MANGUPURA – Perang dagang antara AS denga Tiongkok masih menjadi faktor signifikan terhadap kondisi perekonomian dunia.
Hal in tercermin dalam pemaparan yang disampaikan oleh Maurice Obstfeld, Kepala Ekonom IMF, ketika menyampaikan World Economic Outlook dalam press briefing yang dilangsungkan di Bali International Convention Center, Selasa, (09/10).
Press briefing ini mengawali rangkaian kegiatan IMF di ajang Annual Meetings IMF-World Bank Group 2018.
Saat Maurice bicara tentang kondisi ekonomi global, pertumbuhan AS yang terus melaju disertai dengan perang tarif dengan Tiongkok telah mempengaruhi lanskap ekonomi dunia.
Pertumbuhan ekonomi dunia memang akan cukup stabil di angka 3,7 persen. Namun angka ini tidak mencerminkan prediksi sebelumnya yang berada di angka 3,9 persen.

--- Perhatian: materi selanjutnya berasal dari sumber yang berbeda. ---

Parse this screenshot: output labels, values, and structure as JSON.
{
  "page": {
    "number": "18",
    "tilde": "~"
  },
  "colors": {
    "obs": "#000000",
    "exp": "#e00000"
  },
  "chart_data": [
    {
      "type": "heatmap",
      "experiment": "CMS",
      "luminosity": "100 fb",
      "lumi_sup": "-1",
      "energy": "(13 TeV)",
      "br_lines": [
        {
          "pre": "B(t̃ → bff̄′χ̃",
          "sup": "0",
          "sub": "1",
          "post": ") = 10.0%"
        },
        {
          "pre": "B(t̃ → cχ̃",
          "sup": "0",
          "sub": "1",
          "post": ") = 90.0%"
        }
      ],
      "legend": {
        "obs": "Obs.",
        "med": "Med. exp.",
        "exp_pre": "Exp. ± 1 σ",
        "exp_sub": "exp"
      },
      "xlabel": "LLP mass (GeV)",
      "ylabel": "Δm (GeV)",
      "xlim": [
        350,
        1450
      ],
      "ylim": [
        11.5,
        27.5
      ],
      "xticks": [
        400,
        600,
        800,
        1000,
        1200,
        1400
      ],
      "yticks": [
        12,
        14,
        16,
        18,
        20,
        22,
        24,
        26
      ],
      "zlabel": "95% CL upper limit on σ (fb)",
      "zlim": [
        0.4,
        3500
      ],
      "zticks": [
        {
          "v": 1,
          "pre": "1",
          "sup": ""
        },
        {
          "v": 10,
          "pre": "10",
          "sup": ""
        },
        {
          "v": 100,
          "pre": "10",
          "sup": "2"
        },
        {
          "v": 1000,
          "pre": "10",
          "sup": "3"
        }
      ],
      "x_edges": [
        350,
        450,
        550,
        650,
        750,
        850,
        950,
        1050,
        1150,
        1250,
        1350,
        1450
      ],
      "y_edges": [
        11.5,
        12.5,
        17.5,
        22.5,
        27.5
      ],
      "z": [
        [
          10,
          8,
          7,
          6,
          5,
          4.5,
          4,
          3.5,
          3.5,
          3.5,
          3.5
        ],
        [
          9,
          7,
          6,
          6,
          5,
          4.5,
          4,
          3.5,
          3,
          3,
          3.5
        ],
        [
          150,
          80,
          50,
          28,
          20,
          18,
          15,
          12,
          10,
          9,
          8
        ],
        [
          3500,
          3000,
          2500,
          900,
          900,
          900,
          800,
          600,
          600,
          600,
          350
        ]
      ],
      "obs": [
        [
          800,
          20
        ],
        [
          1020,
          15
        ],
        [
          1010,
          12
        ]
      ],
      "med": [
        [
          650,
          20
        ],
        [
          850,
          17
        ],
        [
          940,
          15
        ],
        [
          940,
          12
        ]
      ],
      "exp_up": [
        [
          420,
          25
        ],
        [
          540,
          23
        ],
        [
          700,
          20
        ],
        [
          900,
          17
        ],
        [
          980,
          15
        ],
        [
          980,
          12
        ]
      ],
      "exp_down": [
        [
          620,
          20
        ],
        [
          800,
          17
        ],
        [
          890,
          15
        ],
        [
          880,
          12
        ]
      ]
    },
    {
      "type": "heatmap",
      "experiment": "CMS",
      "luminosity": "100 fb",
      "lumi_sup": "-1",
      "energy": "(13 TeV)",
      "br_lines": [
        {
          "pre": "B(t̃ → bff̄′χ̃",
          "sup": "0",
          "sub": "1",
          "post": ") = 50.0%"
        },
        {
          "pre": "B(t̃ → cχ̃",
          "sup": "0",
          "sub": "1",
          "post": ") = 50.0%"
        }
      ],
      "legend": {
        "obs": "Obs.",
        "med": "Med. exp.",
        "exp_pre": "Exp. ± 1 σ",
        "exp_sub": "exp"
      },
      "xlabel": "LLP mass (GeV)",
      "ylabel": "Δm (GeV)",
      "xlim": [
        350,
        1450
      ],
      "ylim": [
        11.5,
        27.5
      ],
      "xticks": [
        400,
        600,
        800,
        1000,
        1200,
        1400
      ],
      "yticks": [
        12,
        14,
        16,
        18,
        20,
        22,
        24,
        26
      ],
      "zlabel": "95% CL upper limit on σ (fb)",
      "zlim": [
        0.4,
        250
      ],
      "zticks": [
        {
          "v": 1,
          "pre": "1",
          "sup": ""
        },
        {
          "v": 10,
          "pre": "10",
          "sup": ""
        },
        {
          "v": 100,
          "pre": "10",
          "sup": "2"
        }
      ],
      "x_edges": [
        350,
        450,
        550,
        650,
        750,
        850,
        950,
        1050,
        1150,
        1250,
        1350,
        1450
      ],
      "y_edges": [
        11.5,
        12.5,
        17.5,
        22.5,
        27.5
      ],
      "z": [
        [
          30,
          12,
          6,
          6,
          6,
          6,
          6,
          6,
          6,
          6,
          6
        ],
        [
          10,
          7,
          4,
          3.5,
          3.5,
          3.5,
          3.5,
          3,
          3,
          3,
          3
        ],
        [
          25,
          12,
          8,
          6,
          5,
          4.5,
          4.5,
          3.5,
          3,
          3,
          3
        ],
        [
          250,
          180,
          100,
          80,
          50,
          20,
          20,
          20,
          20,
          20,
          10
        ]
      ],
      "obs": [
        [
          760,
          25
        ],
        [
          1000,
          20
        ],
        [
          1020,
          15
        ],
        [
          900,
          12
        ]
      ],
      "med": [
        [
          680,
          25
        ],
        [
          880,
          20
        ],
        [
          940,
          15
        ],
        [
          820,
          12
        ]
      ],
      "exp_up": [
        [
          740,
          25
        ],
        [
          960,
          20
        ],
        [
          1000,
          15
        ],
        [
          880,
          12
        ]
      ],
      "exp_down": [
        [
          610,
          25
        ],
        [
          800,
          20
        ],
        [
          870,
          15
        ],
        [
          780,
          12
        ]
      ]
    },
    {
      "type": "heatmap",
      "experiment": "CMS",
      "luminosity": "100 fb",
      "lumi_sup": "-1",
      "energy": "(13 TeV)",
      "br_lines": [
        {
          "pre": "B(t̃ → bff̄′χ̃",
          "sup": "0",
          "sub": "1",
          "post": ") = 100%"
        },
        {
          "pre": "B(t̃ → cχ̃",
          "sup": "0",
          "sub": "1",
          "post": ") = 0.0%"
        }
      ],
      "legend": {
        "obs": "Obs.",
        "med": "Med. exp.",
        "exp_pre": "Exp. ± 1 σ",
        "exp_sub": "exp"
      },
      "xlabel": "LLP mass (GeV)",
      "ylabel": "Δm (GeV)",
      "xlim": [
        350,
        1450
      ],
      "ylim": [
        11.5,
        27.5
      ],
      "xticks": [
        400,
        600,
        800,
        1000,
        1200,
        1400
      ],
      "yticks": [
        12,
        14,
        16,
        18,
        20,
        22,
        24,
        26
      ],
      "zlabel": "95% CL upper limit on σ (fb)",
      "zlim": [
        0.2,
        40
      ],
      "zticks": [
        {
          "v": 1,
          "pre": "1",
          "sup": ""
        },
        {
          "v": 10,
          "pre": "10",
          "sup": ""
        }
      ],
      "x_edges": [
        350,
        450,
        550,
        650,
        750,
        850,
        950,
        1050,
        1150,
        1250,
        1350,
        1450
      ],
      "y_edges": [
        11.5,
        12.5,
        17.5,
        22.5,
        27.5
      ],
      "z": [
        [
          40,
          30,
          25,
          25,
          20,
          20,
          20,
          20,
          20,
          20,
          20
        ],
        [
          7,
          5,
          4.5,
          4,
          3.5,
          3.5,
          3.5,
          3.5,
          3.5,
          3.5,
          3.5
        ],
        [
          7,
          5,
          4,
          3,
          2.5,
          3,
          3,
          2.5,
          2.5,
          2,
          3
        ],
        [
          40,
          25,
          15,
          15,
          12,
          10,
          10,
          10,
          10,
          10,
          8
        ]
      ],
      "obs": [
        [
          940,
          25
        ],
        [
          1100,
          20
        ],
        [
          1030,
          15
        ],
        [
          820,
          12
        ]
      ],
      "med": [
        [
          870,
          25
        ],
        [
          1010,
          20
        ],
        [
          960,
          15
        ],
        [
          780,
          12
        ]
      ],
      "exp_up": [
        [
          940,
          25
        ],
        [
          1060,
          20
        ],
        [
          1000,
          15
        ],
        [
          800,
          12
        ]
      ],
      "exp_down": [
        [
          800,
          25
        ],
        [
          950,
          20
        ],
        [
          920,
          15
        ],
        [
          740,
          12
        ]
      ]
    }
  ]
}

Inflasi yang relatif tidak bergerak membuat ekonomi negara maju terus menikmati kondisi yang ada, meski tidak semua.
Sementara negara-negara berkembang masih akan melakukan pengetatan. Satu hal yang menjadi hal penting adalah bagaimana mempertahankan investor untuk tidak keluar dari negara-negara berkembang.
Namun tetap saja, Maurice menyatakan, situasi ekonomi dunia saat ini tetap rentan. Tarif AS dapat mengganggu rantai pasokan barang yang sudah ada.
Apalagi jika Tiongkok melakukan aksi balasan. “Kebijakan perdagangan merupakan cerminan kebijakan politik. Perdagangan global secara umum dalam tekanan.
Namun tidak ada waktu yang lebih baik dari saat ini untuk mengambil keputusan. Saat ini memang jadi persimpangan bagi ekonomi dunia,” tuturnya.
Faktor perang tarif antara kedua negara tersebut juga telah membuat situasi ekonomi dan perdagangan di belahan dunia lainnya ikut terpengaruh.
Brasil, misalnya. Negara ini melakukan sejumlah kebijakan menyikapi situasi ekonomi dunia yang terus berkembang.
“Kebijakan utama di Brasil adalah reformasi sosial dan ini harus jadi prioritas kebijakan. Kebijakan moneter Brasil sebenarnya kuat. Ke depan kebijakan fiskal harus difokuskan,” kata Maurice.
Bagaimana dengan Indonesia? Di tengah gambaran yang lesu semacam itu, kondisi ekonomi Indonesia dinilai tetap cukup baik.
Indonesia bahkan menjadi contoh dari ekonomi yang sukses menghadapi situasi ekonomi global yang tengah terjadi.
Maurice mengatakan, meski rupiah mengalamai depresiasi kurang lebih 10 persen terhadap dolar, namun penurunannya terhadap mitra ekonomi hanya berkisar 4 persen saja.
“Ini penting untuk disadari bahwa pengetatan moneter di AS dan Indonesia dan Asia Pasifik dan negara emerging lainnya perlu dipahami.
Untuk Indonesia adalah soal rupiah yang melemah, namun dunia melihatnya sebagai dolar yang menguat.
Meski rupiah menurun 10 persen namun penurunannya terhadap mitra ekonomi indonesia hanya 4 persen,” tutur Maurice.
Dia juga tetap melihat pertumbuhan ekonomi Indonesia akan tetap kuat. Pemerintahan Jokowi dipandang tepat
dengan kebijakan reformasi perpajakan dan diharapakan ini bisa memberikan kontribusi yang positif terhadap dunia pendidikan.
Perbaikan sektor pendidikan ditujukan bagi tumbuhnya angka tenaga kerja yang semakin tangguh dan berkualitas.
“Peningkatan ketangguhan tenaga kerja dan menurunkan terus angka ketimpangan, ini penting,” imbuhnya.
Profesor Ekonomi asal University of California ini juga merespon positif berbagai proyek pembangunan infrastruktur yang tengah dilakukan di Indonesia.
Menurutnya, Indonesia jelas butuh banyak infrastruktur yang lebih baik. “Kondisi yang ada tentu sangat baik. Kami berpikir Indonesia bisa mengambil lebih banyak
manfaat dari investasi demi kebutuhan infrastruktur. Dengan begitu banyak investor akan melihat Indonesia lebih menarik,” kata Maurice.